Of course, any strategy involving an irrevocable trust requires careful planning.  Establishing your trusts in Delaware can enable your family to retain investment control and provide general flexibility to meet your family’s needs. Depending on where you live, a Delaware trust may also provide state tax savings.

7 common pitfalls with QSBS planning

Some of the more common missteps in planning for the QSBS exclusion include:

  1. Not Knowing About It. Many small business owners either aren’t aware of the exclusion or haven’t carefully thought about what they should be doing to maximize their QSBS opportunity. This can have a significant negative impact when it comes time to prepare for an IPO, negotiate financing, or seek out a buyer for the business. If the QSBS asset requirements can be met and you founded your company as an LLC, you may consider consulting with a tax law attorney to convert from an LLC to a C-Corp. 
  2. Company Redemption Risks. Redemptions of more than 5% of the aggregate value of the company’s stock within a year, and redemptions from a related person to the QSBS holder within a two-year window, can disqualify all of the company’s stock from QSBS eligibility.
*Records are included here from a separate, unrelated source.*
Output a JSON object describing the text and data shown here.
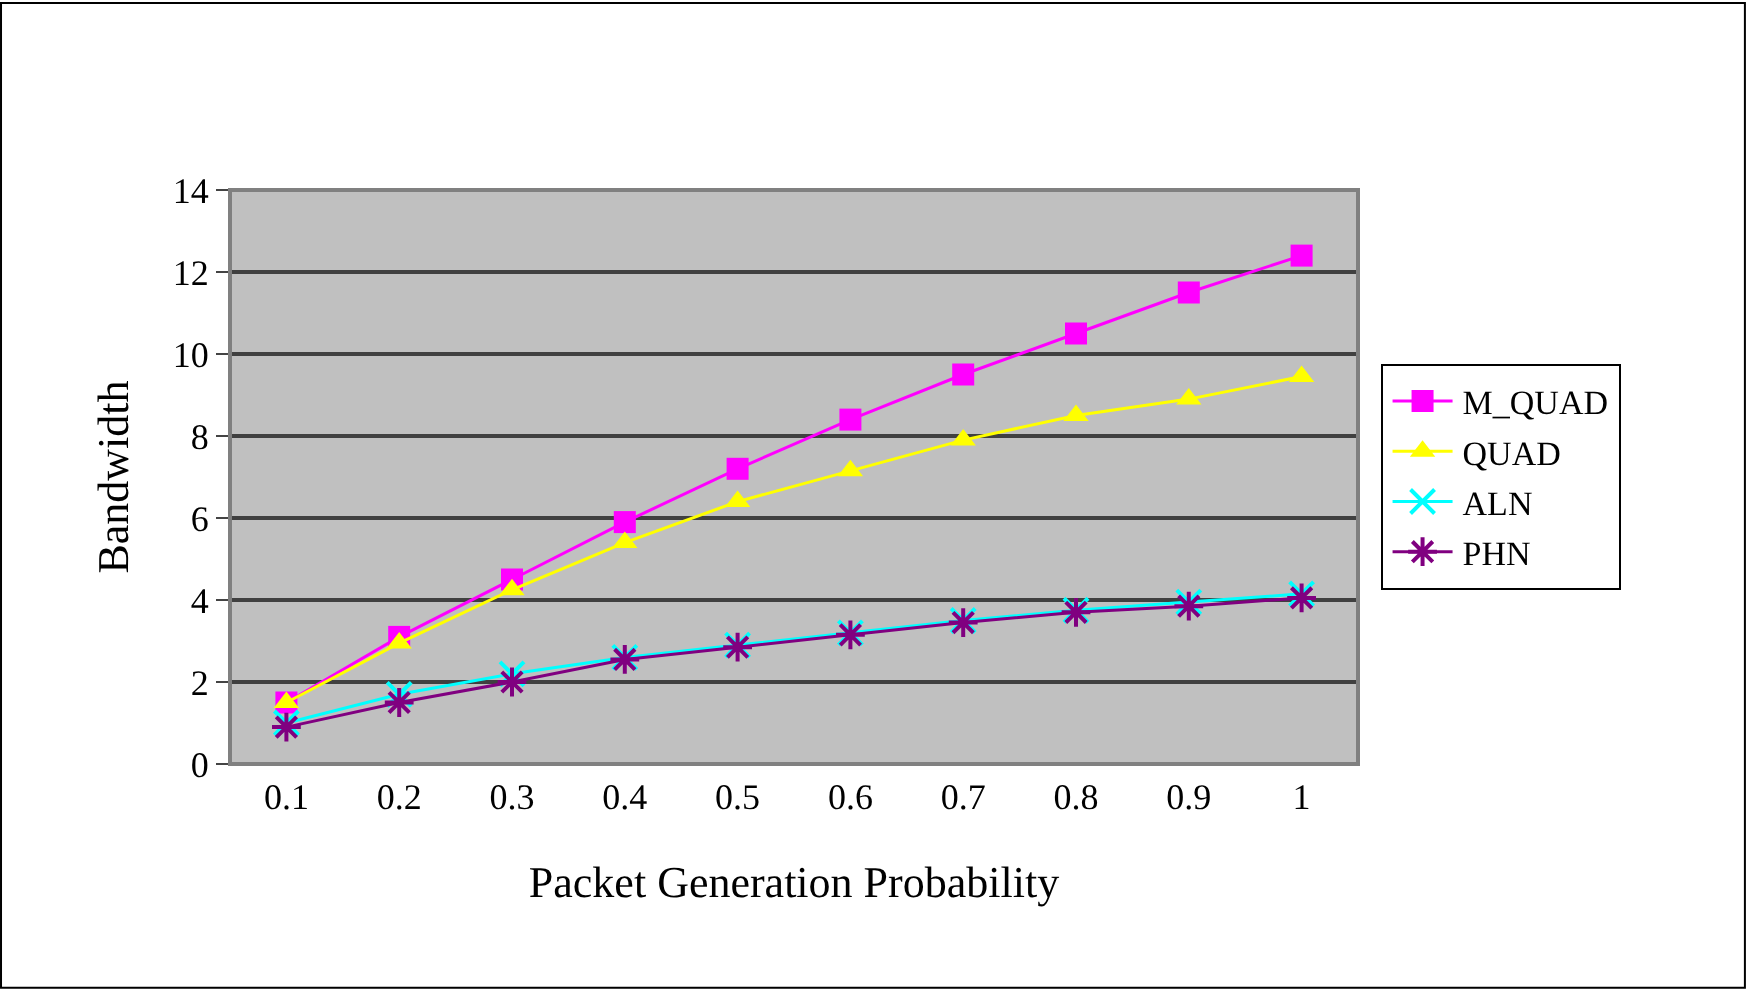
{
  "chart_data": {
    "type": "line",
    "xlabel": "Packet Generation Probability",
    "ylabel": "Bandwidth",
    "categories": [
      "0.1",
      "0.2",
      "0.3",
      "0.4",
      "0.5",
      "0.6",
      "0.7",
      "0.8",
      "0.9",
      "1"
    ],
    "series": [
      {
        "name": "M_QUAD",
        "color": "#ff00ff",
        "marker": "square",
        "values": [
          1.5,
          3.1,
          4.5,
          5.9,
          7.2,
          8.4,
          9.5,
          10.5,
          11.5,
          12.4
        ]
      },
      {
        "name": "QUAD",
        "color": "#ffff00",
        "marker": "triangle",
        "values": [
          1.5,
          2.95,
          4.25,
          5.4,
          6.4,
          7.15,
          7.9,
          8.5,
          8.9,
          9.45
        ]
      },
      {
        "name": "ALN",
        "color": "#00ffff",
        "marker": "cross",
        "values": [
          1.0,
          1.7,
          2.2,
          2.6,
          2.9,
          3.2,
          3.5,
          3.75,
          3.95,
          4.15
        ]
      },
      {
        "name": "PHN",
        "color": "#800080",
        "marker": "cross",
        "values": [
          0.9,
          1.5,
          2.0,
          2.55,
          2.85,
          3.15,
          3.45,
          3.7,
          3.85,
          4.05
        ]
      }
    ],
    "ylim": [
      0,
      14
    ],
    "yticks": [
      0,
      2,
      4,
      6,
      8,
      10,
      12,
      14
    ],
    "grid": "y",
    "legend": "right"
  }
}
Unfortunately, this can be a common occurrence in small firms where, early on, one of several early employees decides to leave. Rather than wait to a later date, the other employees will use company assets to buy that individual out—inadvertently disqualifying all the company’s stock.
  3. Unintentionally Selling or Gifting Away QSBS Shares. Gifting qualified stock can be a powerful planning technique, but you don’t want to do it unintentionally. For example, gifting QSBS eligible stock to charity can be a major mistake, since the charity does not receive any additional tax benefit and you give up a major tax benefit without any increase in your charitable deduction.
  4. Not Investing Early Enough. For limited partners and other strategic investors, the timing of when you invest in a venture fund can directly impact whether you participate in earlier QSBS eligible portfolio company investments. As you evaluate the timing of your investments, you should consider the tax benefits that could come with participation in a fund’s QSBS eligible companies. 
  5. Assuming Your Business Does Not Qualify. Eligibility for the QSBS exclusion is not always a clear determination in relation to the nature of a business. For example, while a traditional financial services or healthcare firm would not qualify for the exemption, a FinTech or Biotech start-up very well may. Always consult with a tax expert before assuming your company qualifies or doesn’t.
  6. Delay in Exercising Stock Options. Even if they’re aware of the QSBS exclusion, many start-up employees mistakenly assume the 5-year clock begins when their options vest. As described above, the required holding period doesn’t actually begin until the options are exercised. This can upset your financial plans and increase investment risks with a concentrated stock position.
  7. Missing the Rollover Opportunity if You Do Not Meet the 5 Year Requirement. If you have not met the 5-yr holding period requirement when your stock is sold but you have held it for at least 6 months, you may rollover your gain into stock in another QSBS eligible C-Corp within 60 days to avoid tax on the gain, maintain the QSBS treatment and receive the capital gains exclusion once the full 5-yr holding period has been met.

As mentioned at the beginning, the rules for QSBS may be subject to change but the exclusion looks to remain. With proper planning, the exclusion can still save you several million dollars in taxes even under the current proposals. 

At Fiduciary Trust International, we can guide you through your options to maximize the benefits of the QSBS exclusion and connect you with the experts you will need on your team to ensure the best result for you.  

1 Currently, the exclusion applies up to the greater of $10 million or 10 times your aggregate adjusted income tax basis of the qualified stock sold in the year. Shares acquired prior to February 17, 2009 are eligible for a maximum 50% exemption; shares acquired between February 17,2009 and September 27, 2010 qualify for a 75% exemption.